Every SIMD kernel is the same four moves: load → rearrange (shuffle) → widen → multiply/add → narrow → store. Most of the “weird” ops (shuffle, extend, narrow) exist only because lanes are fixed-width, they’re plumbing to get data into and out of the width the math needs. The actual arithmetic is the easy part.

Gotchas I hit:

Food for thought: isn’t this just a tiny GPU?

Kind of, yeah. Somewhere around the third shuffle I realized I was doing by hand the exact job a fragment shader does for free. A GPU is this same lane trick scaled until it’s the whole chip — a “shader core” is a wide SIMD unit (NVIDIA’s warps: 32 lanes marching in lock-step), and the whole point of the shader programming model is that you write code A and the hardware runs code B. All the plumbing in this post — de-interleave, widen, narrow — is what a GPU quietly does so you never have to know lanes exist.

So the ladder, as I think of it now:

scalar loop    1 px per instruction      code A
SIMD           16 px per instruction     code B   ← you are here
workers        × cores, same kernel
GPU            thousands of px in flight... in another building

“Another building” is the catch. The pixels have to commute: into GPU memory, through a dispatch queue, and back out. Those costs are fixed and don’t care that the math is three multiplies per pixel. Does the commute eat the win for a one-pass 5.7 ms kernel?
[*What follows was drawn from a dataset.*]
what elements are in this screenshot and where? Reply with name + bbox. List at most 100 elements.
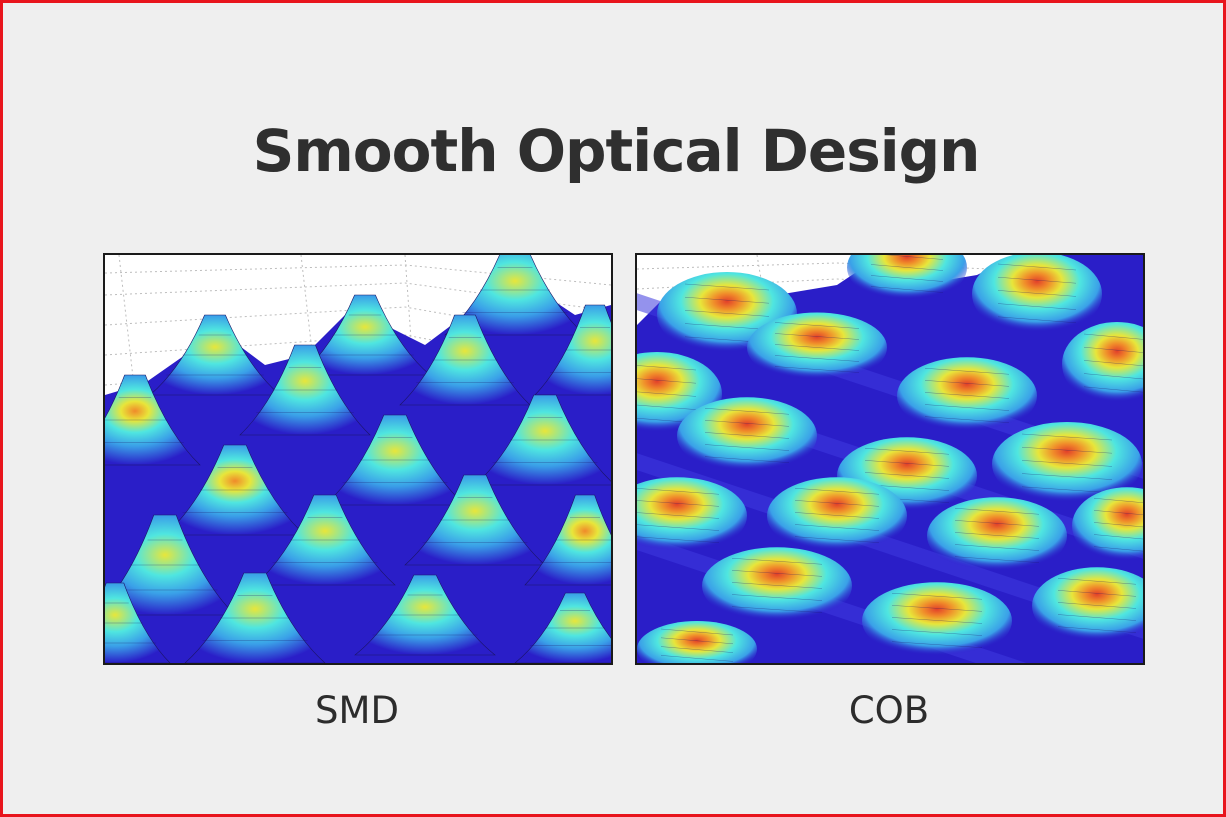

Honestly: no idea, I haven’t benchmarked it (WebGPU exists in Deno — future TIL, maybe). My hunch is that data already in hand + tiny math per byte favors SIMD, and heavy math or data that stays resident across passes favors the GPU. One thing I do know: the bit-exactness I got from integer lanes is not something float shaders promise across vendors.